2021 senesi  Türk  Milli Takımı  için   bir   başlangıç  senesi  olacağa  benziyor. Önce  Hollanda'yı  4-2  sonra Norveç'i 3-0 yenen  Türk  milli  takımı göklere  çıkartılırken Letonya beraberliği ile  yerden  yere vuruldu.

Milli  Takımı 1971'lerdeki, 2008'lerdeki Mili Takım hiç değil.

Bugün Milli Takım kadrosunu oluşturan oyuncuların büyük  bir bölümü Avrupa'da  oynuyor.  Ama  Avrupa'da oynamak da başarı için bir ölçü hiç mi hiç değil.

Milli  takımın başında  bulunan hoca yani  Şenol  Güneş ne  verebilir. Bir oyuncuya. Kondisyon mu? Hayır. Teknik mi? Tabi ki hayır.  Fiziksel üstünlük mü?
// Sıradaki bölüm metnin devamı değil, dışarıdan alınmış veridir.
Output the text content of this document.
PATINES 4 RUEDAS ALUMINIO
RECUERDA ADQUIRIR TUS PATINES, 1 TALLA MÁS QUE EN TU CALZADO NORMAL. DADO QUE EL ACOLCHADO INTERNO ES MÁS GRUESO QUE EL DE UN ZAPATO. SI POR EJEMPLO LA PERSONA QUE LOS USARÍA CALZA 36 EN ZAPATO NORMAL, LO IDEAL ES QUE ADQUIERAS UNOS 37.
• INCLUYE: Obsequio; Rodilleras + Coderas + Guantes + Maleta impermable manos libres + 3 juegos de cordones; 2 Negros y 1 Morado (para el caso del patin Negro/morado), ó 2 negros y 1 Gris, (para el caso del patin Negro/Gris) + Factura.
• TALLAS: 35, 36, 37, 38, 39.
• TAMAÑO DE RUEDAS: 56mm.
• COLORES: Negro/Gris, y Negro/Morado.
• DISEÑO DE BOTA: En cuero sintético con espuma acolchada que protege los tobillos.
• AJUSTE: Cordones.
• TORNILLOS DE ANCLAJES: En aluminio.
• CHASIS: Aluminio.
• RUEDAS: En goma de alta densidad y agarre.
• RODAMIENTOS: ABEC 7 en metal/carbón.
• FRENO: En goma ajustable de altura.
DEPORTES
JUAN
O da değil.

Şenol Güneş'in verdiği düzgün taktik ve doğru kadro  seçimidir.

Peki nedir? Mesela takımında yedek oturan Ozan  Tufan'ı kadroya çağırıp ona ilk on bir de görev   vermektir. Son-bek Umut  Meraş'da  devam etmektir. Hakan  Çalhanoğlu'ndan vazgeçmemektir.  Burak Yılmaz son maçta yorgun görünmesine rağmen ondan geri dönmemektir.

Türk  Milli Takımı şimdi dünya  kupası eleme  maçlarına ara verdi. Dünya kupası maçlarımız 2021  1 Eylül 'de Karadağ  ile İstanbul'da yapacağımız maçla  başlıyor. Ama  ondan önce Haziran'da Roma'da  İtalya ile Avrupa Şampiyonası ilk maçımız. var.

İtalyan Milli Takımının hocası Mancini'nin sözlerini duymuşsunuzdur.

''Türkler son  derece  tehlikeli  bir rakip''. Doğru Fransa'yı yenen sonra da rövanşta yenilmeyen, ardından Rusları mağlup eden bir Türk milli takımını İtalya'yı ülkesinde ne yapacağını kim bilebilir.